Can I use a project that I’ve already been working on, and/or a project that I’m working on with another lab outside this class? Your course project must be started from scratch and worked on only by you and your team members. You are very welcome to seek advice and feedback from other researchers, as well as to use compute/hardware available from other labs. However, all coding and writing must be done by you and your team members. We understand that some students already have ongoing projects and are already embedded with other research groups; these projects are not suitable for our class as our goal is to take students independently through the entire project lifecycle.
What format should the reports be in? See the course schedule for details on which reports should be posted on Ed vs. Gradescope. PDF reports must be typeset. On Gradescope, please submit only one assignment per team and make sure you add all your team members to the assignment.
What are the cross-discussions with course staff in the schedule? Each team will be assigned to one TA and will meet with them weekly throughout the class. During the cross-discussion sessions, teams will meet with the other TA to get a different perspective on their project.
Can I attend office hours for the TA who is not assigned to my team? Yes, you may attend office hours for either TA. In addition, feel free to contact the instructor by email to schedule office hours.

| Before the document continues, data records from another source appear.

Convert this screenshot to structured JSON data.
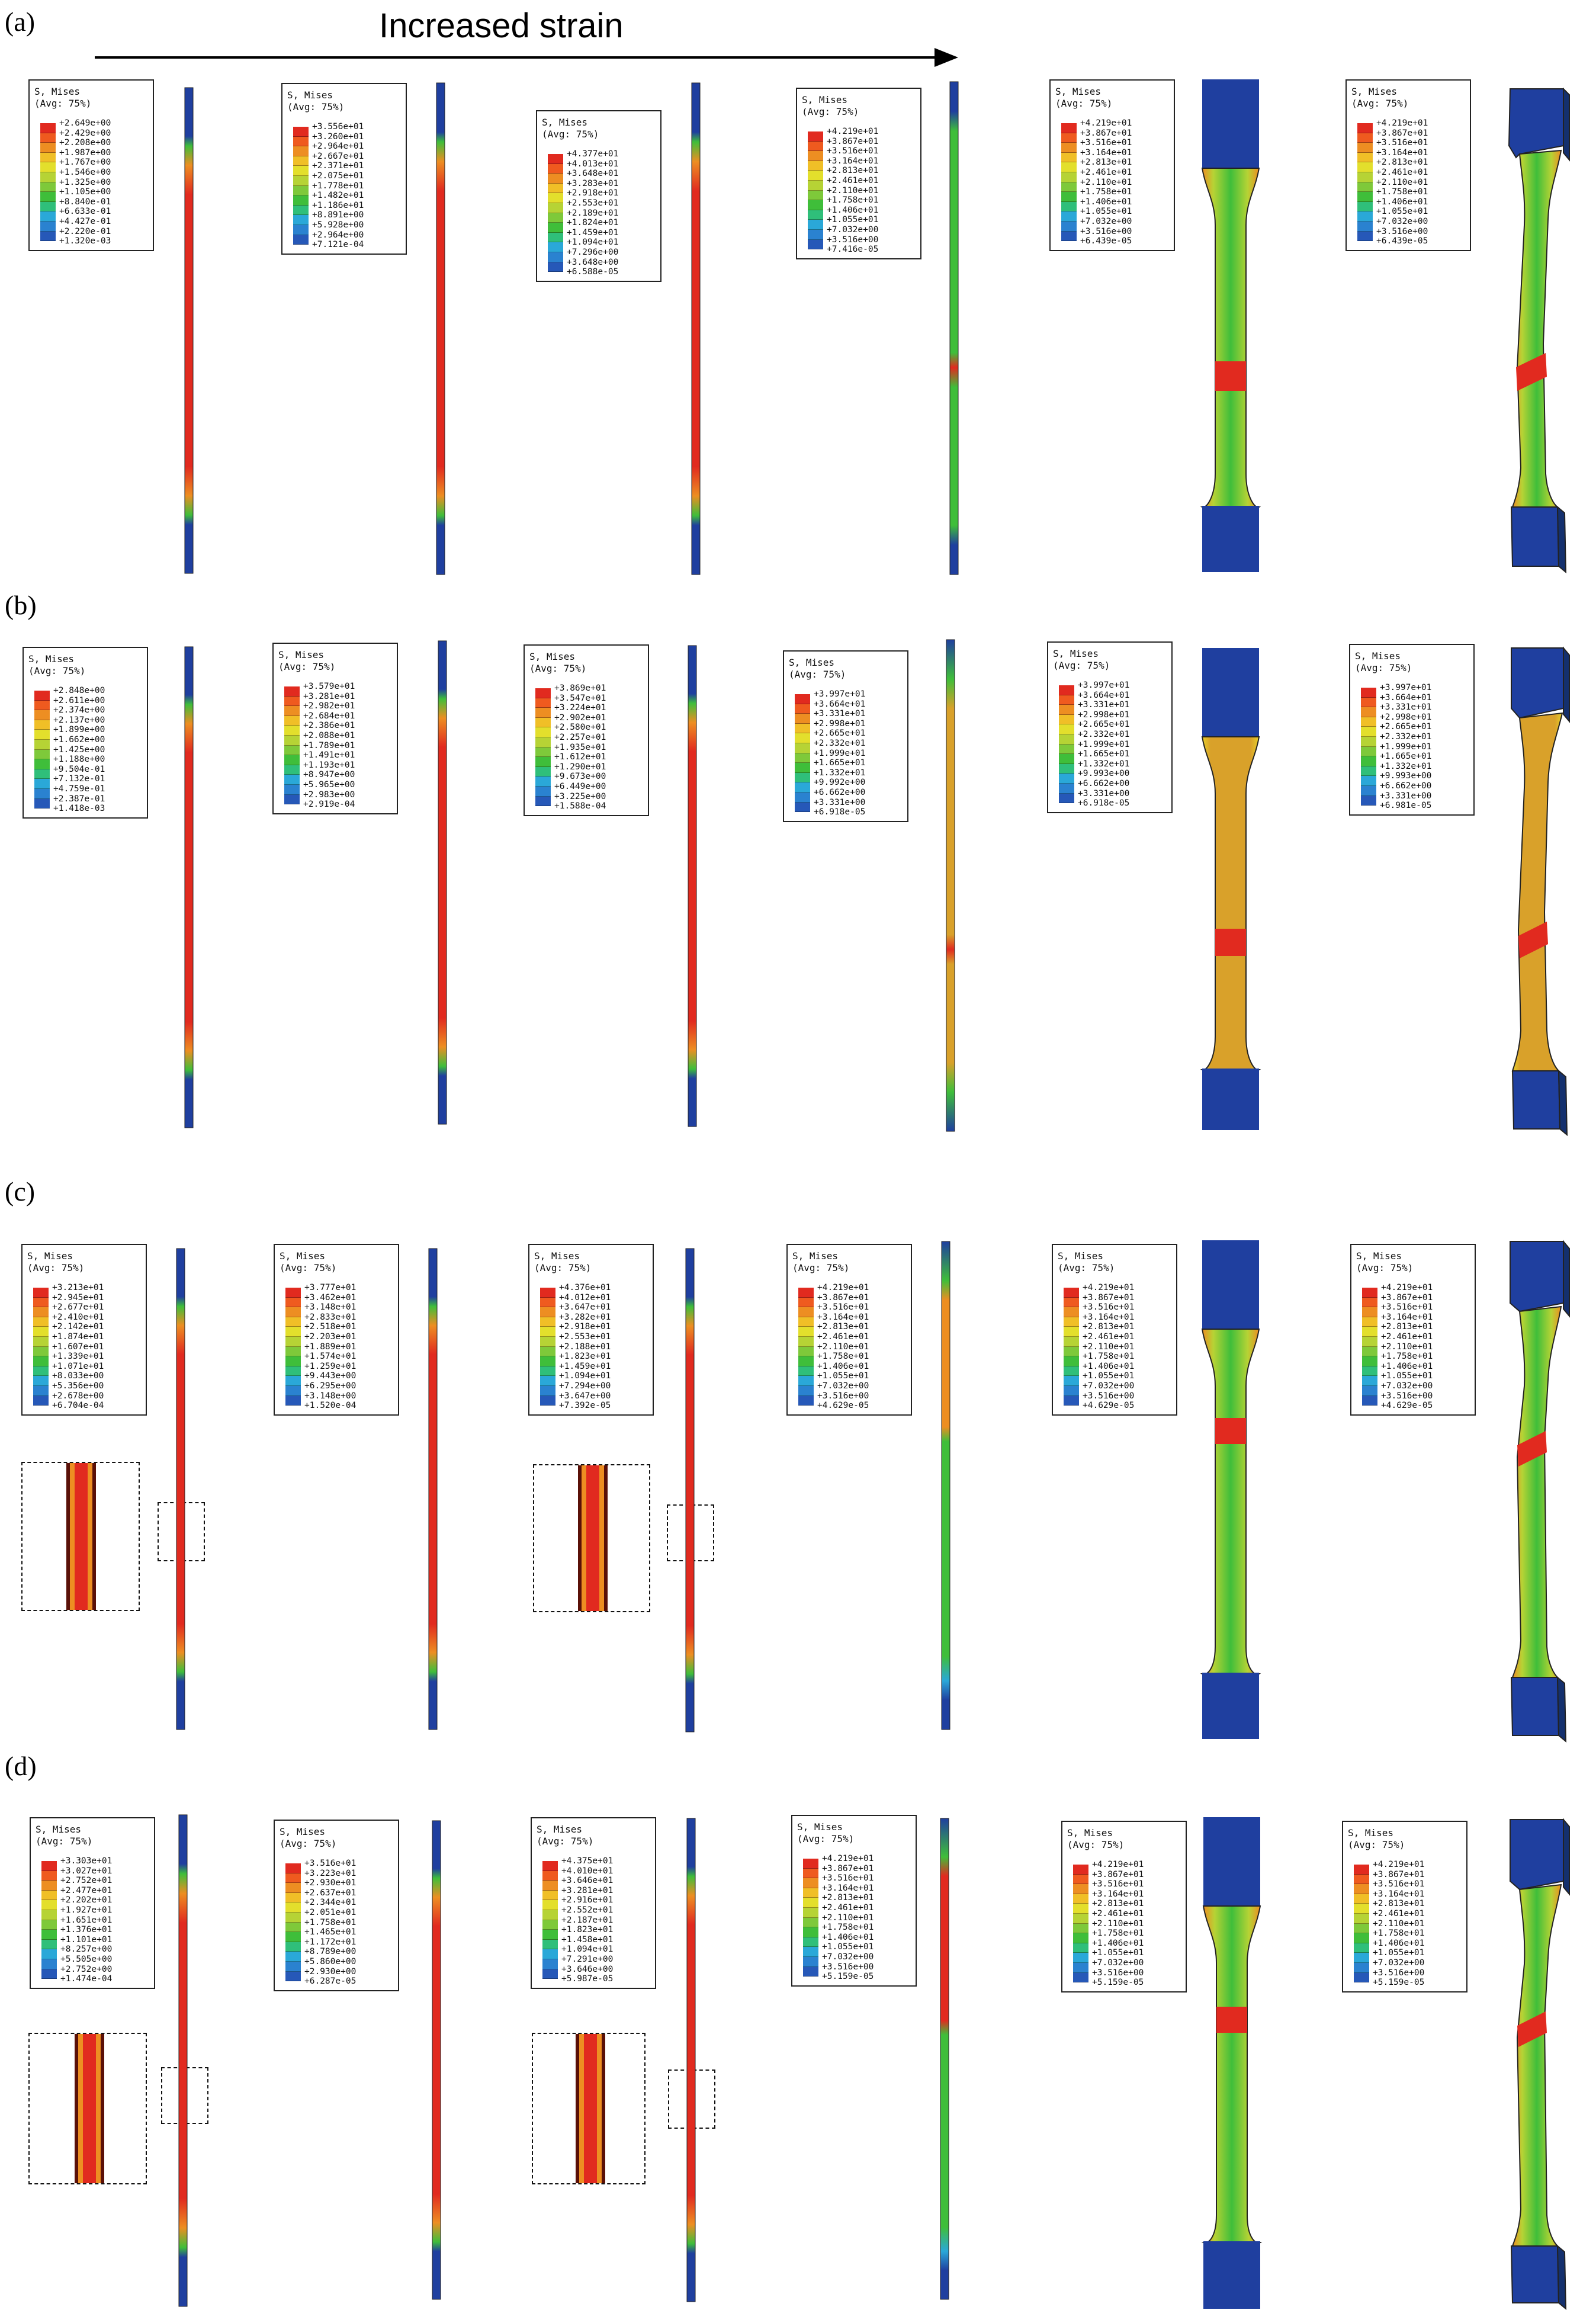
{
  "header": {
    "title": "Increased strain"
  },
  "legend_header": {
    "line1": "S, Mises",
    "line2": "(Avg: 75%)"
  },
  "colors": {
    "blue": "#1f3f9f",
    "cyan": "#2aa8d8",
    "green": "#3fbe3a",
    "yellowgreen": "#b6d335",
    "yellow": "#e8cf2c",
    "orange": "#ed8e22",
    "red": "#e12a1f",
    "darkred": "#b81a14",
    "tan": "#d9a12a"
  },
  "rows": [
    {
      "label": "(a)",
      "legends": [
        [
          "+2.649e+00",
          "+2.429e+00",
          "+2.208e+00",
          "+1.987e+00",
          "+1.767e+00",
          "+1.546e+00",
          "+1.325e+00",
          "+1.105e+00",
          "+8.840e-01",
          "+6.633e-01",
          "+4.427e-01",
          "+2.220e-01",
          "+1.320e-03"
        ],
        [
          "+3.556e+01",
          "+3.260e+01",
          "+2.964e+01",
          "+2.667e+01",
          "+2.371e+01",
          "+2.075e+01",
          "+1.778e+01",
          "+1.482e+01",
          "+1.186e+01",
          "+8.891e+00",
          "+5.928e+00",
          "+2.964e+00",
          "+7.121e-04"
        ],
        [
          "+4.377e+01",
          "+4.013e+01",
          "+3.648e+01",
          "+3.283e+01",
          "+2.918e+01",
          "+2.553e+01",
          "+2.189e+01",
          "+1.824e+01",
          "+1.459e+01",
          "+1.094e+01",
          "+7.296e+00",
          "+3.648e+00",
          "+6.588e-05"
        ],
        [
          "+4.219e+01",
          "+3.867e+01",
          "+3.516e+01",
          "+3.164e+01",
          "+2.813e+01",
          "+2.461e+01",
          "+2.110e+01",
          "+1.758e+01",
          "+1.406e+01",
          "+1.055e+01",
          "+7.032e+00",
          "+3.516e+00",
          "+7.416e-05"
        ],
        [
          "+4.219e+01",
          "+3.867e+01",
          "+3.516e+01",
          "+3.164e+01",
          "+2.813e+01",
          "+2.461e+01",
          "+2.110e+01",
          "+1.758e+01",
          "+1.406e+01",
          "+1.055e+01",
          "+7.032e+00",
          "+3.516e+00",
          "+6.439e-05"
        ],
        [
          "+4.219e+01",
          "+3.867e+01",
          "+3.516e+01",
          "+3.164e+01",
          "+2.813e+01",
          "+2.461e+01",
          "+2.110e+01",
          "+1.758e+01",
          "+1.406e+01",
          "+1.055e+01",
          "+7.032e+00",
          "+3.516e+00",
          "+6.439e-05"
        ]
      ]
    },
    {
      "label": "(b)",
      "legends": [
        [
          "+2.848e+00",
          "+2.611e+00",
          "+2.374e+00",
          "+2.137e+00",
          "+1.899e+00",
          "+1.662e+00",
          "+1.425e+00",
          "+1.188e+00",
          "+9.504e-01",
          "+7.132e-01",
          "+4.759e-01",
          "+2.387e-01",
          "+1.418e-03"
        ],
        [
          "+3.579e+01",
          "+3.281e+01",
          "+2.982e+01",
          "+2.684e+01",
          "+2.386e+01",
          "+2.088e+01",
          "+1.789e+01",
          "+1.491e+01",
          "+1.193e+01",
          "+8.947e+00",
          "+5.965e+00",
          "+2.983e+00",
          "+2.919e-04"
        ],
        [
          "+3.869e+01",
          "+3.547e+01",
          "+3.224e+01",
          "+2.902e+01",
          "+2.580e+01",
          "+2.257e+01",
          "+1.935e+01",
          "+1.612e+01",
          "+1.290e+01",
          "+9.673e+00",
          "+6.449e+00",
          "+3.225e+00",
          "+1.588e-04"
        ],
        [
          "+3.997e+01",
          "+3.664e+01",
          "+3.331e+01",
          "+2.998e+01",
          "+2.665e+01",
          "+2.332e+01",
          "+1.999e+01",
          "+1.665e+01",
          "+1.332e+01",
          "+9.992e+00",
          "+6.662e+00",
          "+3.331e+00",
          "+6.918e-05"
        ],
        [
          "+3.997e+01",
          "+3.664e+01",
          "+3.331e+01",
          "+2.998e+01",
          "+2.665e+01",
          "+2.332e+01",
          "+1.999e+01",
          "+1.665e+01",
          "+1.332e+01",
          "+9.993e+00",
          "+6.662e+00",
          "+3.331e+00",
          "+6.918e-05"
        ],
        [
          "+3.997e+01",
          "+3.664e+01",
          "+3.331e+01",
          "+2.998e+01",
          "+2.665e+01",
          "+2.332e+01",
          "+1.999e+01",
          "+1.665e+01",
          "+1.332e+01",
          "+9.993e+00",
          "+6.662e+00",
          "+3.331e+00",
          "+6.981e-05"
        ]
      ]
    },
    {
      "label": "(c)",
      "legends": [
        [
          "+3.213e+01",
          "+2.945e+01",
          "+2.677e+01",
          "+2.410e+01",
          "+2.142e+01",
          "+1.874e+01",
          "+1.607e+01",
          "+1.339e+01",
          "+1.071e+01",
          "+8.033e+00",
          "+5.356e+00",
          "+2.678e+00",
          "+6.704e-04"
        ],
        [
          "+3.777e+01",
          "+3.462e+01",
          "+3.148e+01",
          "+2.833e+01",
          "+2.518e+01",
          "+2.203e+01",
          "+1.889e+01",
          "+1.574e+01",
          "+1.259e+01",
          "+9.443e+00",
          "+6.295e+00",
          "+3.148e+00",
          "+1.520e-04"
        ],
        [
          "+4.376e+01",
          "+4.012e+01",
          "+3.647e+01",
          "+3.282e+01",
          "+2.918e+01",
          "+2.553e+01",
          "+2.188e+01",
          "+1.823e+01",
          "+1.459e+01",
          "+1.094e+01",
          "+7.294e+00",
          "+3.647e+00",
          "+7.392e-05"
        ],
        [
          "+4.219e+01",
          "+3.867e+01",
          "+3.516e+01",
          "+3.164e+01",
          "+2.813e+01",
          "+2.461e+01",
          "+2.110e+01",
          "+1.758e+01",
          "+1.406e+01",
          "+1.055e+01",
          "+7.032e+00",
          "+3.516e+00",
          "+4.629e-05"
        ],
        [
          "+4.219e+01",
          "+3.867e+01",
          "+3.516e+01",
          "+3.164e+01",
          "+2.813e+01",
          "+2.461e+01",
          "+2.110e+01",
          "+1.758e+01",
          "+1.406e+01",
          "+1.055e+01",
          "+7.032e+00",
          "+3.516e+00",
          "+4.629e-05"
        ],
        [
          "+4.219e+01",
          "+3.867e+01",
          "+3.516e+01",
          "+3.164e+01",
          "+2.813e+01",
          "+2.461e+01",
          "+2.110e+01",
          "+1.758e+01",
          "+1.406e+01",
          "+1.055e+01",
          "+7.032e+00",
          "+3.516e+00",
          "+4.629e-05"
        ]
      ]
    },
    {
      "label": "(d)",
      "legends": [
        [
          "+3.303e+01",
          "+3.027e+01",
          "+2.752e+01",
          "+2.477e+01",
          "+2.202e+01",
          "+1.927e+01",
          "+1.651e+01",
          "+1.376e+01",
          "+1.101e+01",
          "+8.257e+00",
          "+5.505e+00",
          "+2.752e+00",
          "+1.474e-04"
        ],
        [
          "+3.516e+01",
          "+3.223e+01",
          "+2.930e+01",
          "+2.637e+01",
          "+2.344e+01",
          "+2.051e+01",
          "+1.758e+01",
          "+1.465e+01",
          "+1.172e+01",
          "+8.789e+00",
          "+5.860e+00",
          "+2.930e+00",
          "+6.287e-05"
        ],
        [
          "+4.375e+01",
          "+4.010e+01",
          "+3.646e+01",
          "+3.281e+01",
          "+2.916e+01",
          "+2.552e+01",
          "+2.187e+01",
          "+1.823e+01",
          "+1.458e+01",
          "+1.094e+01",
          "+7.291e+00",
          "+3.646e+00",
          "+5.987e-05"
        ],
        [
          "+4.219e+01",
          "+3.867e+01",
          "+3.516e+01",
          "+3.164e+01",
          "+2.813e+01",
          "+2.461e+01",
          "+2.110e+01",
          "+1.758e+01",
          "+1.406e+01",
          "+1.055e+01",
          "+7.032e+00",
          "+3.516e+00",
          "+5.159e-05"
        ],
        [
          "+4.219e+01",
          "+3.867e+01",
          "+3.516e+01",
          "+3.164e+01",
          "+2.813e+01",
          "+2.461e+01",
          "+2.110e+01",
          "+1.758e+01",
          "+1.406e+01",
          "+1.055e+01",
          "+7.032e+00",
          "+3.516e+00",
          "+5.159e-05"
        ],
        [
          "+4.219e+01",
          "+3.867e+01",
          "+3.516e+01",
          "+3.164e+01",
          "+2.813e+01",
          "+2.461e+01",
          "+2.110e+01",
          "+1.758e+01",
          "+1.406e+01",
          "+1.055e+01",
          "+7.032e+00",
          "+3.516e+00",
          "+5.159e-05"
        ]
      ]
    }
  ]
}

I’m having issues with my team. What can I do? Please bring this up with the course staff individually. You may contact us by private Ed post or email.
I would like to enroll in this class, but the class is full. Can I get an add code? Add codes are managed centrally by the Allen School. To request an add code, please reach out to the CS Advisors. If you aren’t a CSE student, you will need to proceed through our non-major registration process. Unfortunately, due to capacity constraints, we are unlikely to have non-major positions open. Once the quarter officially starts, add codes might not be needed; check to see if you can enroll directly if any slots open up.